To date, we have completely bootstrapped Fiskkit and relied on a 12 person team that believes in the mission. We are a social venture and no one has ever been paid but instead works for free or for equity. Our dedication to being a social venture, however, puts us in the valley of death for fundraising. We are mission-driven, not profit-maximizing, so VCs tell us to go to foundations for funding. But because we aim to be a for-profit, the foundations we talk to point us back to VCs. 

It is difficult to find the right corporate structure and funding model for a mission-driven startup like Fiskkit. Most VC funding is not a fit, because we would have to give up control to someone that has to look at return on investment, and is not in a position to prioritize our mission. Instead, we really need to find an angel investor who cares about Fiskkit’s mission and is willing to mix our mission with profit goals. Likewise, we will probably convert to a B Corporation at some point, but there really isn’t a great corporate structure for us right now. Many VCs do not (or cannot) see the value of investing in a B Corp. startup. At the same time, a lot of talented young people want a job with mission and meaning, which will continue to exacerbate the tension in corporate codes, where it is difficult to mix business choices that both reflect mission and making money. Most B Corps.—like Ben and Jerry’s, for example—were already successful companies before conversion. Policymakers could encourage investment in startups in the B Corp. space by offering tax advantages or offering other forms of downside protection. And they should think about other corporate models for startups that want to align mission with business.

Fiskkit enables user-generated content and commentary on other’s works. Can you tell us about the legal and policy issues Fiskkit faces, for example on intermediary liability and copyright?

Section 230 of the Communications Decency Act is the rock on which all websites that deal in user-generated content are built—they would not exist if people could sue companies for whatever their users put online. Right now, there is a very dumb and highly political conversation around Section 230, and very few people are talking about intelligent updates to the law.

On copyright, in order for Fiskkit to work, our users must be able to criticize the writing of others. And we, and our users, cannot and should not be limited to criticizing articles only when authors give permission. Criticism is the most accepted form of fair use, and we’ve made many design and product decisions to build a non-permissive criticism tool that puts us on the “right side” of the four factor fair use test. But that comes at significant engineering costs. And there is an inherent gamble in pursuing this criticism-based business mode, as fair use is a flexible test where full court cases decide what is definitively fair use. Moreover, because many media organizations, content owners, and authors have infinite legal budgets—and even if they don’t, the cost to file a case is small but the risk of our losing is enormous—a small company like Fiskkit could be broken by even the threat or filing of a meritless copyright case over acceptable fair uses.

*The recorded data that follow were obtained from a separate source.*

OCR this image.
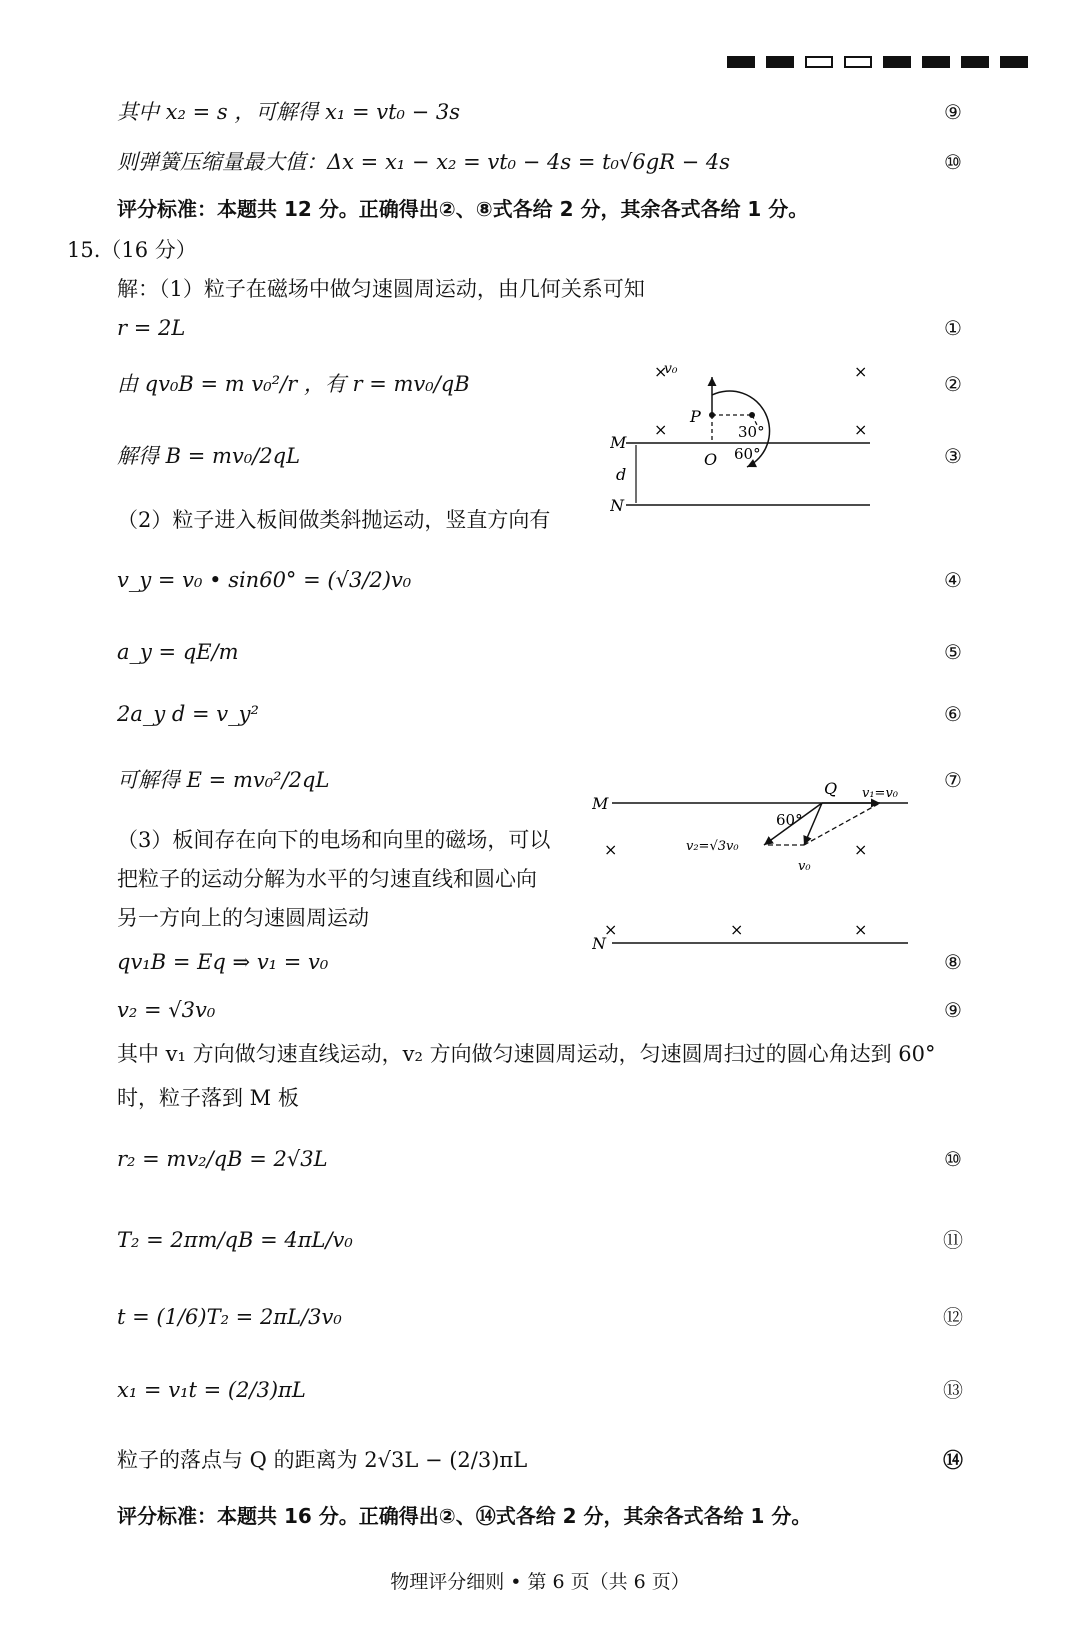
其中 x₂ = s ，可解得 x₁ = vt₀ − 3s	⑨
则弹簧压缩量最大值：Δx = x₁ − x₂ = vt₀ − 4s = t₀√6gR − 4s	⑩
评分标准：本题共 12 分。正确得出②、⑧式各给 2 分，其余各式各给 1 分。
15.（16 分）
解：（1）粒子在磁场中做匀速圆周运动，由几何关系可知
r = 2L	①
由 qv₀B = m v₀²/r ，有 r = mv₀/qB	②
解得 B = mv₀/2qL	③
（2）粒子进入板间做类斜抛运动，竖直方向有
v_y = v₀ • sin60° = (√3/2)v₀	④
a_y = qE/m	⑤
2a_y d = v_y²	⑥
可解得 E = mv₀²/2qL	⑦
（3）板间存在向下的电场和向里的磁场，可以
把粒子的运动分解为水平的匀速直线和圆心向
另一方向上的匀速圆周运动
qv₁B = Eq ⇒ v₁ = v₀	⑧
v₂ = √3v₀	⑨
其中 v₁ 方向做匀速直线运动，v₂ 方向做匀速圆周运动，匀速圆周扫过的圆心角达到 60°
时，粒子落到 M 板
r₂ = mv₂/qB = 2√3L	⑩
T₂ = 2πm/qB = 4πL/v₀	⑪
t = (1/6)T₂ = 2πL/3v₀	⑫
x₁ = v₁t = (2/3)πL	⑬
粒子的落点与 Q 的距离为 2√3L − (2/3)πL	⑭
评分标准：本题共 16 分。正确得出②、⑭式各给 2 分，其余各式各给 1 分。
×	×
×	×
v₀
P
M
O
d
N
30°
60°
M
N
Q v₁=v₀
60°
v₂=√3v₀
v₀
×	×
×	×	×
物理评分细则 • 第 6 页（共 6 页）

What is your goal for Fiskkit moving forward?

We are very ambitious. It is my hope that one year from now we are at the revenue stage and able to have conversations with investors to bring in some who are in agreement with our mission. We look forward to growing the use of Fiskkit in schools, showing students’ cognitive skills and teaching them to recognize facts, opinions, and logical fallacies. The current pilots are going amazingly well. 

On the public side, we hope advocacy groups can use our tool to engage with the public and ignite substantive conversation about various policies. We as a society need to invite more people to participate in such discussions. And while these in-depth conversations won’t involve as many people as Twitter, we can substantially increase the quality. 

We believe that through this education and through the use of Fiskkit by adults, we will see a societal transformation toward more rationality, and an elevation of public discourse.


All of the information in this profile was accurate at the date and time of publication.